I'm trying to direct all test and coverage output to a single .cache directory in my project, but pytest won't respect the cache_dir option I'm setting to .cache/pytest and keeps creating .pytest_cache instead. This used to work fine in another project with pytest 3.3.0.
$ cat setup.cfg
[pycodestyle]
ignore = E123,E126,E501
[tool:pytest]
testpaths = tests
cache_dir = .cache/pytest
[coverage:run]
branch = True
source = snlint
data_file = .cache/cov/coverage
[coverage:report]
show_missing = True
sort = Name
exclude_lines =
# Have to re-enable the standard pragma
pragma: no cover
# Don't complain about missing debug-only code:
def __repr__
if config\.debug
# Don't complain if tests don't hit defensive assertion code:
raise AssertionError
raise NotImplementedError
assert 0
assert False
# Don't complain if non-runnable code isn't run:
if 0:
if False:
if __name__ == .__main__.:
[coverage:html]
directory = .cache/cov/cov_html
[coverage:xml]
output = .cache/cov/cov.xml
$ pytest \
-c setup.cfg \
-vv \
--cov snlint \
--cov-config setup.cfg \
--cov-report html \
--cov-report xml \
--cov-report term-missing
============================================================================================================================================================================ test session starts ============================================================================================================================================================================
platform linux -- Python 3.6.3, pytest-3.4.1, py-1.5.2, pluggy-0.6.0 -- /home/sonaxaton/.local/share/virtualenvs/snlint-so_H9yU2/bin/python3.6
cachedir: .pytest_cache
rootdir: /home/sonaxaton/Dropbox/Programming/python/snlint, inifile: setup.cfg
plugins: cov-2.5.1
...
$ pip list
Package Version
---------------- -------
attrs 17.4.0
click 6.7
coverage 4.5.1
pip 9.0.1
pluggy 0.6.0
py 1.5.2
pycodestyle 2.3.1
pytest 3.4.1
pytest-cov 2.5.1
setuptools 38.5.1
six 1.11.0
sortedcontainers 1.5.9
wheel 0.30.0
I take it :)
Cool @feuillemorte, thanks! (In the future feel free to assign yourself to the issues if you want :wink:)
reproduced only with option "-c setup.cfg"
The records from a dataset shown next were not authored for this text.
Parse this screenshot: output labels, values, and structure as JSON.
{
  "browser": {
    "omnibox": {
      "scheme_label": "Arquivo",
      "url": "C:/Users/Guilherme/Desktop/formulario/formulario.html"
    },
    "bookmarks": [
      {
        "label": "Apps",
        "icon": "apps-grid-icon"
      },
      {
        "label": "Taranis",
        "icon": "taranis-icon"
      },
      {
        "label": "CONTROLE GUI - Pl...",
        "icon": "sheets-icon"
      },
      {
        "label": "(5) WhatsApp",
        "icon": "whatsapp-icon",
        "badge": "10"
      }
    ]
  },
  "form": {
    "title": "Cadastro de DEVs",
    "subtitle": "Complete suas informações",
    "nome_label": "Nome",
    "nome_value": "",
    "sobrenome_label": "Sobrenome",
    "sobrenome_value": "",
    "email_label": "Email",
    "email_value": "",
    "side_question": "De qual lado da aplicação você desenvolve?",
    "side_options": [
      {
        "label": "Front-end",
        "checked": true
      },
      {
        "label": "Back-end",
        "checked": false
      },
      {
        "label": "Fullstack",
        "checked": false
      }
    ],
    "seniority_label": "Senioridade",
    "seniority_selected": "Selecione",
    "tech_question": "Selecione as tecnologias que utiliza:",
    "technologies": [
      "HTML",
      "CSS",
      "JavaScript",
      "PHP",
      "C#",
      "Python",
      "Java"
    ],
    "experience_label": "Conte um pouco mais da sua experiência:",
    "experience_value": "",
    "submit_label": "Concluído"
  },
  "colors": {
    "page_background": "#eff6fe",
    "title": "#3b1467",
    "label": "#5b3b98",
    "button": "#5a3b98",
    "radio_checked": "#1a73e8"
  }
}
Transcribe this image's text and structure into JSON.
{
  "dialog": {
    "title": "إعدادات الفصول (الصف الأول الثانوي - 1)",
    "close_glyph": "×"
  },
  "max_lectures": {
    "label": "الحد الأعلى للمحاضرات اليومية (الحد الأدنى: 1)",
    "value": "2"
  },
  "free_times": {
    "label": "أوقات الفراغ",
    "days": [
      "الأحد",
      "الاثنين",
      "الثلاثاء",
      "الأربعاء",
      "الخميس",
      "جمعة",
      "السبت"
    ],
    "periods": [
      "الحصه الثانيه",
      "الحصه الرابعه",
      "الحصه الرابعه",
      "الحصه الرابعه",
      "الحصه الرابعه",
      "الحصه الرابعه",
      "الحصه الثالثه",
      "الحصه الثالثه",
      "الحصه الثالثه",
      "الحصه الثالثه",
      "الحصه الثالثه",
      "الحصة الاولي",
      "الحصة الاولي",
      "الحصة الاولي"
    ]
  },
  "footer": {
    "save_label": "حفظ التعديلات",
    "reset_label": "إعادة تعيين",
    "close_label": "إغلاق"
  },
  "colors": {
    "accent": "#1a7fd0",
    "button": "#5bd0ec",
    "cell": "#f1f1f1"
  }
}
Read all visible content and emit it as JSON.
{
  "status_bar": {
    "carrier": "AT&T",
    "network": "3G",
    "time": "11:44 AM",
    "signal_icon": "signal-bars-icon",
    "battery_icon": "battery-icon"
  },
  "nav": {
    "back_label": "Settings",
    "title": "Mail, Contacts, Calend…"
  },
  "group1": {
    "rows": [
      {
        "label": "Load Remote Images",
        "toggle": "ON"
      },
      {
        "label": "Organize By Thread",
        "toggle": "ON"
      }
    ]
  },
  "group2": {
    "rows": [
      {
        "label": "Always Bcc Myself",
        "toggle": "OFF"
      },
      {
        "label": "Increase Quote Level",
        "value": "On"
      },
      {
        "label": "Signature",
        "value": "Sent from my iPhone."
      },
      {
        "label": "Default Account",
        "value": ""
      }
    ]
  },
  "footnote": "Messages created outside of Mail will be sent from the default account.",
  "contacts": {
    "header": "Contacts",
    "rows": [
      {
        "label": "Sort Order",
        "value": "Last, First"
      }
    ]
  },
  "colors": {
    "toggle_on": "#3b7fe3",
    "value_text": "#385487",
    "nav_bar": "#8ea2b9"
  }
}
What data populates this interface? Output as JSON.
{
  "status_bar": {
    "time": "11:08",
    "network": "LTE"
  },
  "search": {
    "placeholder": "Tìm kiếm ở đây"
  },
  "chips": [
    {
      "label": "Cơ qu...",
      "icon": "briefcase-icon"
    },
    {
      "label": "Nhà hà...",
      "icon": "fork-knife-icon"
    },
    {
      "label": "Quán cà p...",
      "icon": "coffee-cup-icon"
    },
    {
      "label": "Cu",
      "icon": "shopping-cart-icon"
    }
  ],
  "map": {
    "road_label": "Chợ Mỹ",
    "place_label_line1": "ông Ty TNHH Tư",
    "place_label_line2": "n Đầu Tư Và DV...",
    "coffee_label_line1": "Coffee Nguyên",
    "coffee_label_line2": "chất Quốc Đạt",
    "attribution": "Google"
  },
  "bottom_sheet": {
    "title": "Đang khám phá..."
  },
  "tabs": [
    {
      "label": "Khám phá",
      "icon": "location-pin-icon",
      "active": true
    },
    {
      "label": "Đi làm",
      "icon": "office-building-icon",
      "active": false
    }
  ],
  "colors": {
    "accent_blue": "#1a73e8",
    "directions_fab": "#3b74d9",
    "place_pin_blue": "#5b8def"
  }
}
Seems that problem is in setup.cfg file:
[tool:pytest]
testpaths = tests
cache_dir = .cache/pytest
[tool:pytest] instead of [pytest]. If you fix it it will work fine:
cachedir: .cache/pytest
rootdir: /home/username/github/pytest-dev/pytest/pytest_3260, inifile: tests/setup_new.cfg
The problem is here:
https://github.com/pytest-dev/pytest/blob/44fa5a77d4544d22220704fab5ab494fb57f52ae/_pytest/config.py#L1326-L1349
Code goes in the first "if" and not calls getcfg function (which parses [tool:pytest] section) because inifilename defined by "-c" option:
def determine_setup(inifile, args, warnfunc=None):
dirs = get_dirs_from_args(args)
print('INI', inifile)
prints me
INI tests/setup_new.cfg
@nicoddemus is it a bug or smth was changed from 3.3.0 version?
@feuillemorte thanks for the investigation! Now I see that this is actually a duplicate of #1831.
I think we should change that line to inicfg = iniconfig["tool:pytest"] when we are dealing with .cfg files, something like:
section = 'tool:pytest' if inifile.ext == '.cfg' else 'pytest'
try:
inicfg = iniconfig[section]
except KeyError:
inicfg = None
But section might be [tool:pytest] or [pytest] in .cfg file, isn't it?
Oh you are right, so we need to have a list of possible sections then, and check each one.
The current docs on this are unclear or pointing towards it being [tool:pytest], hence my confusion. I think they need to be updated as well to reflect whatever comes out of this. Also, [tool:pytest] should be preserved for backwards-compatibility.
@dbeckwith you are right, just to be clear:
setup.cfg files support [tool:pytest] (recommended) and [pytest] (deprecated, scheduled to be removed in #3086).tox.ini and pytest.ini support [pytest].EDIT: the bug here is that -c setup.cfg is not recognizing [tool:pytest], when in fact it should.
Okay, and the I guess the issue I was running into was that specifying the file with -c made it assume it was just some random config file and not setup.cfg?
Okay, and the I guess the issue I was running into was that specifying the file with -c made it assume it was just some random config file and not setup.cfg?
Exactly. If you don't pass -c then your example works as @feuillemorte mentioned, but this is a bug that we should fix.